The absence of rigorous testing (notable exceptions being Germany, Singapore and South Korea) data has made calculating the overall mortality rate something of a lottery, with some media outlets crudely and inaccurately taking the number of deaths as a percentage of confirmed cases. Even the WHO were stating back in March that the mortality rate would be 3.4%. Typically however, it’s now estimated that 80% of people will eventually be either asymptomatic or suffer only mild flu like symptoms. We may only ever know post the pandemic when there is a greater amount of testing data available to model. One early study has suggested that the mortality rate might be as low as 0.66% compared to a rate of 0.1% for a typical winter flu outbreak, and according to the WHO 50% plus for Ebola. Data taken out of context can lead to alarming and sensational claims such as the survival rate for COVID-19 being 50%.

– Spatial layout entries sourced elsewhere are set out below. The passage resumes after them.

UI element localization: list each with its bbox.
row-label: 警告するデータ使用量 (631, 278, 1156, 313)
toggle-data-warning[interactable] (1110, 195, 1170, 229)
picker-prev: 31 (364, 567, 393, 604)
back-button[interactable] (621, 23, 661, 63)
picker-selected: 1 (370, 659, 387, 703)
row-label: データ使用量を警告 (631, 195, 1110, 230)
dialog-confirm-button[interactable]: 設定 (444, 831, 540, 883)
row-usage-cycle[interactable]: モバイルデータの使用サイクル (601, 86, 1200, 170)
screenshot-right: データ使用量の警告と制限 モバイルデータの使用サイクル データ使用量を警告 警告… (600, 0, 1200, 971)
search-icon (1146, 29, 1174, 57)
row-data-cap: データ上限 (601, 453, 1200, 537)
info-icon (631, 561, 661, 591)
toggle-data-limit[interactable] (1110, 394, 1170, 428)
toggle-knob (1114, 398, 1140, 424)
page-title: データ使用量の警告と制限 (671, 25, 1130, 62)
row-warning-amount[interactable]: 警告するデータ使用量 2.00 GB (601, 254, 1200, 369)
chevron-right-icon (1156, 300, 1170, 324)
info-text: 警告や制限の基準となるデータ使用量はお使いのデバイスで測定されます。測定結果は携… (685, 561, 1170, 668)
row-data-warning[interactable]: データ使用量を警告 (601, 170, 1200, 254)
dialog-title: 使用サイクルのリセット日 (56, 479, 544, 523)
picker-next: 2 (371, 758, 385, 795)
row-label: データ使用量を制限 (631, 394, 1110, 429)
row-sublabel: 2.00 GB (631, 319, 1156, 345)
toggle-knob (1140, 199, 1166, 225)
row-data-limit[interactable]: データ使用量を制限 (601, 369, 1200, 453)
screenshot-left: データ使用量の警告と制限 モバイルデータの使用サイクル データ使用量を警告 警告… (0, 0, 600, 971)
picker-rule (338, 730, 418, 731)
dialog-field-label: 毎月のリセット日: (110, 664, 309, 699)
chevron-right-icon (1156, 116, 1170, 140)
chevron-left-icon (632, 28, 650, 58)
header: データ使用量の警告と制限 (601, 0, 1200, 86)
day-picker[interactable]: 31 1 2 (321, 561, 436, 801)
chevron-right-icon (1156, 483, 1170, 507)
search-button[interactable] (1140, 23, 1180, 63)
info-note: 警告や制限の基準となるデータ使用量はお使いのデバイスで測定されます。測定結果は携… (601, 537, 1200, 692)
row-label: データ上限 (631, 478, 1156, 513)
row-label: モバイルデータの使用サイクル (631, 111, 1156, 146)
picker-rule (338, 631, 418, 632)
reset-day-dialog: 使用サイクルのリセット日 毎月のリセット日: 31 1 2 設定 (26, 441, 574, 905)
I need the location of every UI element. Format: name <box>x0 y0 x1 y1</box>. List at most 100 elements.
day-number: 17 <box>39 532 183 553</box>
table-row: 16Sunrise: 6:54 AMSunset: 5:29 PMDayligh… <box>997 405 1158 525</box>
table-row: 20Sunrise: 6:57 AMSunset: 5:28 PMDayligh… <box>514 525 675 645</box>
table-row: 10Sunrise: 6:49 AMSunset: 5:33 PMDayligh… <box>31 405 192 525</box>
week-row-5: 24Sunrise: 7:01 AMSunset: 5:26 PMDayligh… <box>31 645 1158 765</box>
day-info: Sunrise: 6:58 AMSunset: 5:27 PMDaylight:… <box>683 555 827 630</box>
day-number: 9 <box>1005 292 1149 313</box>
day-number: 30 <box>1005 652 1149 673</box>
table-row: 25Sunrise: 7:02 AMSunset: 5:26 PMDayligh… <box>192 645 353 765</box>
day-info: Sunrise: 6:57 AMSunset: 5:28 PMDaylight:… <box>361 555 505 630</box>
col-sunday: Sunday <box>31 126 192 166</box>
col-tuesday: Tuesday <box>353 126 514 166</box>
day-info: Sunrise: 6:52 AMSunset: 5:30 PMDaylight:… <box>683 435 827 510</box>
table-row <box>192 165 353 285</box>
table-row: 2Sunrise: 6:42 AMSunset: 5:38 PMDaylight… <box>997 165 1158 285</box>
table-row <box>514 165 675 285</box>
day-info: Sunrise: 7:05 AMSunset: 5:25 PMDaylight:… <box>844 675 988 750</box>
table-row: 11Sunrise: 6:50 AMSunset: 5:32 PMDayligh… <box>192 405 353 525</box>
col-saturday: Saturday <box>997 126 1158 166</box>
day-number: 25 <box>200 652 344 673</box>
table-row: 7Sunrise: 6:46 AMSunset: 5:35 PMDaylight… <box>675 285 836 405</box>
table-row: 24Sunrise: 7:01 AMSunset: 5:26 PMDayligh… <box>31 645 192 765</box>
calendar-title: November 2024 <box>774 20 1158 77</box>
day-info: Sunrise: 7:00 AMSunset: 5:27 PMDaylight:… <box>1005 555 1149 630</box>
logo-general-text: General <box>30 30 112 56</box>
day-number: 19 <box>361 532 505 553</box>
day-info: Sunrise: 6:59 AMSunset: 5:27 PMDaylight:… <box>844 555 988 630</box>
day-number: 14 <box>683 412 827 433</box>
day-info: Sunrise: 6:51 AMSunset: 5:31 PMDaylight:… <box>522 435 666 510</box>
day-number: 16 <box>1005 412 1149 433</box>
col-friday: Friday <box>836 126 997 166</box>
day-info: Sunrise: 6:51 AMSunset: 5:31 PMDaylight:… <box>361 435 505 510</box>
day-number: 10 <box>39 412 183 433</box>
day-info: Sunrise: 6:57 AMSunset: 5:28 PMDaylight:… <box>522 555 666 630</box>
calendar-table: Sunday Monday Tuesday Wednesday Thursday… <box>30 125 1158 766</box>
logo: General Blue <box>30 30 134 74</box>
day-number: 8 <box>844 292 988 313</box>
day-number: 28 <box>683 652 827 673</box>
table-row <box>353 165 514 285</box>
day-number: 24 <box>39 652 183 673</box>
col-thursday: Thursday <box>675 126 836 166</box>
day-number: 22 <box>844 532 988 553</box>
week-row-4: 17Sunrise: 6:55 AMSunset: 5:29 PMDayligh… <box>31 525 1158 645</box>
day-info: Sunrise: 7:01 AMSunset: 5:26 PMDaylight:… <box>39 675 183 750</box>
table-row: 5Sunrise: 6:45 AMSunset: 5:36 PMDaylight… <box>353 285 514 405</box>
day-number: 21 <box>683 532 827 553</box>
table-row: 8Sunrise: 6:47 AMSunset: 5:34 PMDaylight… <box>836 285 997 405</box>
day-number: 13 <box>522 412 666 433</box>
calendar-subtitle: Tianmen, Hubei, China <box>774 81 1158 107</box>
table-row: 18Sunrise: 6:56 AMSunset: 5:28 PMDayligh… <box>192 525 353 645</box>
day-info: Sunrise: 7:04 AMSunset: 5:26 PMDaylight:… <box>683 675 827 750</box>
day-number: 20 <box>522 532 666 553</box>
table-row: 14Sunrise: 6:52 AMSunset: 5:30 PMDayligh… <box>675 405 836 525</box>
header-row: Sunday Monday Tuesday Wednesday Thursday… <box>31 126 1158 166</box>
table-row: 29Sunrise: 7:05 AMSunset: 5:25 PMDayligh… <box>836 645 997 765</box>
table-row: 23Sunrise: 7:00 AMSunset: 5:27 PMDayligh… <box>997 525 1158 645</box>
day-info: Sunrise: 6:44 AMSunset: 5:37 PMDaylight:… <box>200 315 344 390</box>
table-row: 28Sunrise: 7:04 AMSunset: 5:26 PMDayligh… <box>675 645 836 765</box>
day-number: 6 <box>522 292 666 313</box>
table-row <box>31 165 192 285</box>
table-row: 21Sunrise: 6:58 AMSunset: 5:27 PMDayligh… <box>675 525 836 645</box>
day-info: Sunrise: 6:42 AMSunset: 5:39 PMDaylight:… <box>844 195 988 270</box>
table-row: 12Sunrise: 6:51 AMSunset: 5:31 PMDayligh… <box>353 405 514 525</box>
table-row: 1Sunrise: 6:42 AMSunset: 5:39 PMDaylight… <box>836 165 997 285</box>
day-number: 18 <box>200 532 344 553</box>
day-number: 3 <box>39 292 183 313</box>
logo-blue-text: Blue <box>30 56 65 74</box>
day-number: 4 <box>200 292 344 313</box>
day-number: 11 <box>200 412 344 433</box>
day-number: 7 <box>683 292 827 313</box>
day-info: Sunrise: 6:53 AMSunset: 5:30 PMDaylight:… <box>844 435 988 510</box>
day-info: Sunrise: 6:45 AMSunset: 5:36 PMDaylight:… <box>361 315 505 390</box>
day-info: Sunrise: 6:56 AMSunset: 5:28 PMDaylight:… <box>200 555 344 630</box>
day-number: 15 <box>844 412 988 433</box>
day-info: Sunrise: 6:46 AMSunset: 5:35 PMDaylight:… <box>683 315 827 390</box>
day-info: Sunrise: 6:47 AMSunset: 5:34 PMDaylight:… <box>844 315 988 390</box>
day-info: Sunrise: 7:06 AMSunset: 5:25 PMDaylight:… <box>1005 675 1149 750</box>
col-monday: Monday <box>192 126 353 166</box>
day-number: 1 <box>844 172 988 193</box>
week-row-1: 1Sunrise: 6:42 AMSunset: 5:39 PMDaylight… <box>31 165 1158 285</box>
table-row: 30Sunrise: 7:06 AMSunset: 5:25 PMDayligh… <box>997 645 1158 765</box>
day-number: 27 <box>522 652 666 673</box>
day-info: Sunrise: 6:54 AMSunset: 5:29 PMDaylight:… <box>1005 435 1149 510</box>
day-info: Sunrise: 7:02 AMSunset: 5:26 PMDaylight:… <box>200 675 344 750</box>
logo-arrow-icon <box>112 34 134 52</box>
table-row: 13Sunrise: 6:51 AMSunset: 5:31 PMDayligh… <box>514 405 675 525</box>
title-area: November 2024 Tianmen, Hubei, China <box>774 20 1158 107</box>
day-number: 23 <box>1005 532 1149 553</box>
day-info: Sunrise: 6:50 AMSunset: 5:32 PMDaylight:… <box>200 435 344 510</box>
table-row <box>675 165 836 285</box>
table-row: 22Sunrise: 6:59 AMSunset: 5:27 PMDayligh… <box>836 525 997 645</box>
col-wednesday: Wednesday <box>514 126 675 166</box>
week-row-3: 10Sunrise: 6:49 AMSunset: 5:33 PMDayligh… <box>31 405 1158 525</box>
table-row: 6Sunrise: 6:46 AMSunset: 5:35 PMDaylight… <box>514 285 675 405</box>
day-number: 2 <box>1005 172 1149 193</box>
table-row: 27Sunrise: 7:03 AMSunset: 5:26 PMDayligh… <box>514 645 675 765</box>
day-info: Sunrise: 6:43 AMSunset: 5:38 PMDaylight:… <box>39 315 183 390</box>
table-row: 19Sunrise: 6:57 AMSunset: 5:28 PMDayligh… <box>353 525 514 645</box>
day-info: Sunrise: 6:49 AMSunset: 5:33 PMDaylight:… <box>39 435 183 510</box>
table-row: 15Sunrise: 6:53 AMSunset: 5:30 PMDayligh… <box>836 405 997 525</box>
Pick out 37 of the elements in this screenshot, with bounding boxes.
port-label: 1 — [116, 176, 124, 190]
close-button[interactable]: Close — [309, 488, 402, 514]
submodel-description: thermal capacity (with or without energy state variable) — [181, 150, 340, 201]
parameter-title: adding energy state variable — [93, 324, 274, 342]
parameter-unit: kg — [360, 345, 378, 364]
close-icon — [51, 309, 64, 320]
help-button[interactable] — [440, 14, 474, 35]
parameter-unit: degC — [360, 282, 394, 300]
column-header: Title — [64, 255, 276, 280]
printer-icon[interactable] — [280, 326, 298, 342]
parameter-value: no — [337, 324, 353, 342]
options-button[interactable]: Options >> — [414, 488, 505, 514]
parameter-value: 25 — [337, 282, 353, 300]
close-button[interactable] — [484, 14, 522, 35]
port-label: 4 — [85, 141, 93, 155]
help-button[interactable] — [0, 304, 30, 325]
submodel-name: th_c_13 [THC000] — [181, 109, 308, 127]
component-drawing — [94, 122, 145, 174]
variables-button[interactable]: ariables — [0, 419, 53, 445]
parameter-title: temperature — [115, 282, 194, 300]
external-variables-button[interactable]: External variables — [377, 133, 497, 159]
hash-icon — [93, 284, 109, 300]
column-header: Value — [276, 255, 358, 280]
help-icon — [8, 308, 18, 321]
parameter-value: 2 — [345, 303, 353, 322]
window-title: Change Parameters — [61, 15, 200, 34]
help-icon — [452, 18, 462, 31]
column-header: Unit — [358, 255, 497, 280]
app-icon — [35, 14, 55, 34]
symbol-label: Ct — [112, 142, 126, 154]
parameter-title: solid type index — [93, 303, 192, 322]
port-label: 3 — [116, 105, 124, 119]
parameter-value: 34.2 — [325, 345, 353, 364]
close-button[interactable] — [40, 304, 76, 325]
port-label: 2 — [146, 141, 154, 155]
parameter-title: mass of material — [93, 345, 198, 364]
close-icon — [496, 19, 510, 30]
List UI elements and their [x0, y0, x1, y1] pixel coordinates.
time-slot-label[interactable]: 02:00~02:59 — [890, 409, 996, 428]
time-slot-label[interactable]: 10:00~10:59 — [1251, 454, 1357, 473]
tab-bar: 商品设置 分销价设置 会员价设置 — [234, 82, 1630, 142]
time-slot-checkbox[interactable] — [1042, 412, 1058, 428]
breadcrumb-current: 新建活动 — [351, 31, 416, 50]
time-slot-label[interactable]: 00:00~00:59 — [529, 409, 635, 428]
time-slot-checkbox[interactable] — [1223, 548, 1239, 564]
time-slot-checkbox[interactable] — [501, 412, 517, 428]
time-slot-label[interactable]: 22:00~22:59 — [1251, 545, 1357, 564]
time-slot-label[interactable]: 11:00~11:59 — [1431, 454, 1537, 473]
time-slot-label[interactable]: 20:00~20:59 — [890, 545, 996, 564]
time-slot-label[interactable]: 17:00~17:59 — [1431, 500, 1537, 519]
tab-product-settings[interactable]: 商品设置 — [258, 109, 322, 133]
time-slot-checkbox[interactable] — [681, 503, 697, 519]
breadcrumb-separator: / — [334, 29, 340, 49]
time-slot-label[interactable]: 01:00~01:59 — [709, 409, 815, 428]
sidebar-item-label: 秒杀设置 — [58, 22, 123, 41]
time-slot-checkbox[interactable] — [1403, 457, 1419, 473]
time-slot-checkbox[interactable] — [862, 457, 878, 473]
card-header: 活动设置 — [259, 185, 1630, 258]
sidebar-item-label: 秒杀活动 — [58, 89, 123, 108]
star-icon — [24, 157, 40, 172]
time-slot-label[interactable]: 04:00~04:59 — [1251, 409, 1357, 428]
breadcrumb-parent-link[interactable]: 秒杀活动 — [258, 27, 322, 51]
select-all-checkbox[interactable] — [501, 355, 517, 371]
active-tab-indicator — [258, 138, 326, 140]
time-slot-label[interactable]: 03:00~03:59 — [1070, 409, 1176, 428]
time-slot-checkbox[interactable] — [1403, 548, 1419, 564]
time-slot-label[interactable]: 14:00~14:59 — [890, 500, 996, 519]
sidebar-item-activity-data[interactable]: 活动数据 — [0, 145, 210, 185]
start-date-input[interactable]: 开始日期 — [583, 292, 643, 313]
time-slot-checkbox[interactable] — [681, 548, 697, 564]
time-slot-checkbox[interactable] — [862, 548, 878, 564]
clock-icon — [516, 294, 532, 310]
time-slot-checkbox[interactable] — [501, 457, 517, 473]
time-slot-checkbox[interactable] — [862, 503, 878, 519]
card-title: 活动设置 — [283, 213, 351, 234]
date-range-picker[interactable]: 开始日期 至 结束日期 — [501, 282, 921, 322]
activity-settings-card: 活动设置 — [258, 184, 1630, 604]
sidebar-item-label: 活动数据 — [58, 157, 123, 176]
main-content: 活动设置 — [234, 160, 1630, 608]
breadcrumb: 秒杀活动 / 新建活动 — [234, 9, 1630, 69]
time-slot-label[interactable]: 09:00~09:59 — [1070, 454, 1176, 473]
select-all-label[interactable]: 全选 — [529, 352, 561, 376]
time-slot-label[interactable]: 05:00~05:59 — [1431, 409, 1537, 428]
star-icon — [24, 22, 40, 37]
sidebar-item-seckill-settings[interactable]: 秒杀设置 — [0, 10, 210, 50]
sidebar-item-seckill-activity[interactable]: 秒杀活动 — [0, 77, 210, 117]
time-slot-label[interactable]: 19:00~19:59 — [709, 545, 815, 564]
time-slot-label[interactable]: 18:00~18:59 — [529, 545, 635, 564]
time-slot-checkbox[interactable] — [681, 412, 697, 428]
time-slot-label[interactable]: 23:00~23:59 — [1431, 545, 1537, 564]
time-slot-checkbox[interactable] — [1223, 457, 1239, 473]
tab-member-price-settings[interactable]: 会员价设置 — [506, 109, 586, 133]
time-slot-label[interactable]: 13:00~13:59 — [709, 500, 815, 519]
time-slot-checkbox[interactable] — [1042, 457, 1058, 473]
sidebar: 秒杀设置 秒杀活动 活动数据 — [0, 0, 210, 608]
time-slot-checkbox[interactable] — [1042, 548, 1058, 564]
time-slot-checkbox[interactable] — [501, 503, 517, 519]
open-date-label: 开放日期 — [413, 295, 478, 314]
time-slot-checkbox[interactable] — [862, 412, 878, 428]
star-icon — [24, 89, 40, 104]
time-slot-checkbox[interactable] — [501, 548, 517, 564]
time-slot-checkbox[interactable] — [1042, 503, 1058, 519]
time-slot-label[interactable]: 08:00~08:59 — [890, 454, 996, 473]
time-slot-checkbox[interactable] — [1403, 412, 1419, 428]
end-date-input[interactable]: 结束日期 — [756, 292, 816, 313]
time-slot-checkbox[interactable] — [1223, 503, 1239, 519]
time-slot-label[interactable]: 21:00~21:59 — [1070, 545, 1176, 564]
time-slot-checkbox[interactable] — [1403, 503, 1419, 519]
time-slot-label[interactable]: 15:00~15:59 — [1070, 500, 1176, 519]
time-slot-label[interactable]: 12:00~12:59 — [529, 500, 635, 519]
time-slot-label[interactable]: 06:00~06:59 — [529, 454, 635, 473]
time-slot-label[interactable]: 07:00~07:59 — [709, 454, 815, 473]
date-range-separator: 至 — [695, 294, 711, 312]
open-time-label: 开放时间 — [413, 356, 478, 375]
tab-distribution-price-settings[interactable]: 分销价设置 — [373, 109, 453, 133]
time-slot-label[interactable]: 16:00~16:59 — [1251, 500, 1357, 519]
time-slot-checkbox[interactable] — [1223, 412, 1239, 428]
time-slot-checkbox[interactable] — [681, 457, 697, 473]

Returning to the theme of testing and big data, we know that countries such as Israel, Australia, and Singapore are introducing mobile phone apps for contact tracing. This raises all kinds of ethical and privacy questions around the use and storage of such data by governments. As we have seen with China’s social credit system such data can be used in coercive ways to monitor and control citizens. Used in the right ways however, visual data can be a catalyst for changing behaviours as we ease lockdown measures in the fight against the pandemic. Combining tracing data with existing city Big Data e.g. as part of Polivisu's Czech visualisation (created by Innoconnect) showing Covid-19 cases by geography and demographic. Such an approach could help to improve collaboration and engagement between citizens and policy makers so that better decisions are made in real time as we test out and ease the lockdown restrictions through 2020.